The Kansas State Board of Education wants to see Native American mascots in non-tribal K-12 schools retired in the next three to five years.
“I’m shocked that we didn’t hear of this before, we should have known this a long time ago to be honest with you,” says Janet Waugh, representing District 1 encompassing Riley and Pottawatomie Counties. “I’ve been here 24 years and this is really the first time this issue has ever came to us.
“I think this is tragic that these things have happened, and I apologize that they have; I think that it’s very sad.”
The Board Thursday voted 7 to 1 with 2 abstentions to affirm and approve a formal recommendation to that effect proposed by the Kansas Advisory Council for Indigenous Education. The advisory council was created as a temporary body intended to build better relationships with Kansas’ four federally recognized Native nations as well as examine and propose reforms to better indigenous educational outcomes and experiences. It included representation from each of those nations as well.
“This is really the start of the work,” says advisory council member Dr. Alex Red Corn, a professor of educational leadership at K-State and member of the Osage Nation. “This is the start of the dialogue, the initiation of that dialogue, where people actually start to learn about these things.
“Once people start actually learning and peeling back the layers, that’s when the actual change starts to occur.”
The vote coincides with a planned local dialogue on the issue in relation to Manhattan High School’s ‘Indian’ mascot. The MHS Engagement Club has a deliberative discussion on the school symbolism scheduled for Nov. 28 in Rezac Auditorium. Conversation around retiring the mascot has repeatedly come up in Manhattan, though never with enough support to prompt the Manhattan-Ogden school district to make a change.
The advisory council in October presented their recommendations to the State Board, encouraging the body to strongly recommend local school districts begin the process of retiring Indigenous mascots and highlighting research indicating Native mascots negatively impact the educational experience for Native American students and non-Native students alike. Discussion at that meeting detailed research as well as personal experiences of hostile environments for Native students, particularly in the realm of athletics and sporting competitions.
Board member Dr.
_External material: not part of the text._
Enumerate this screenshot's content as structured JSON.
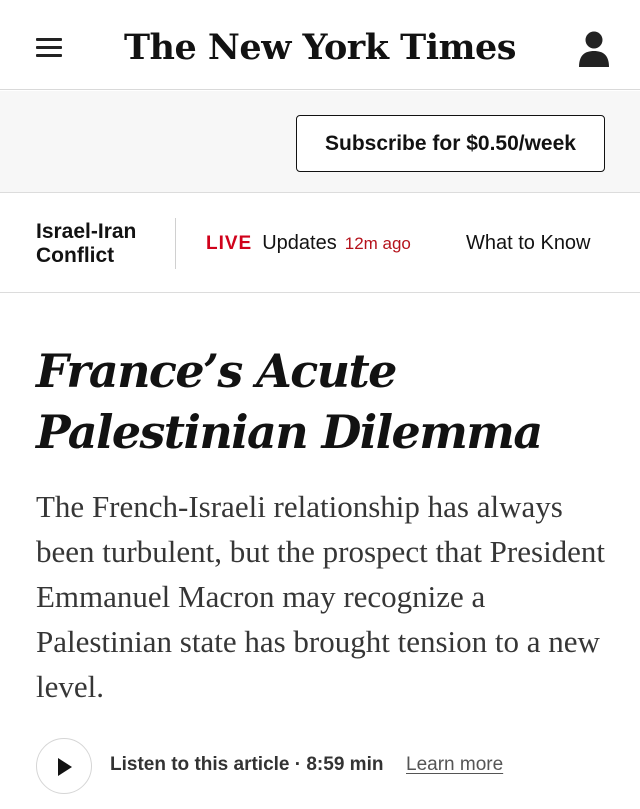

Deena Horst, representing District 6 encompassing Geary and Wabaunsee Counties, says though she agrees the decision to change must be left to local boards that the time for conversation is long past. She says though a proud Clearwater High ‘Indian,’ hearing of the impact of Native-themed chants and gestures at sporting events led to her support of the council recommendation.
“It’s a way to show that you can overtake someone else and that makes the person who actually is a Native American, if it makes them feel less of a person because of that it’s wrong,” says Horst.
The recommendation does not mandate school districts make such a change, and does not hinge accreditation on the matter. Red Corn says the recommendation, though, does include guidance for those districts with Native mascots that have formal written agreements with Native nations and include substantive learning about the nation in their curriculum.
“We also wrote in the recommendation that we’re willing to engage in those conversations,” he says. “That really is a lot of labor to go to all of these communities and do this work, but we feel passionate about it.”
Abstaining were Board Members Ben Jones and Jean Clifford, with Michelle Dombrosky constituting the sole opposing vote. Dombrosky expressed uncertainty as to why the matter was being considered at the State level, saying it will take significant relationship building with local districts to affect change. She also recounted a conversation she had with a Native friend with similar sentiments, questioning the potential negative reaction the vote could instigate.
“It’s putting us in a bad situation where then I’m going to have to go out and defend a vote on something that’s only a recommendation,” she says.
Clifford felt similarly, saying the matter should stay at the local level rather than the State level.
“I think there is a lot of valuable information in the statement that districts can and should consider,” says Clifford. “But at the end, this is the districts’ decision.”
Concluding the conversation, Board Chair Jim Porter thanked the council for their work and expressed his hope for conversations to begin and spark change around Kansas.
“And if we don’t do something, we know nothing is going to happen.”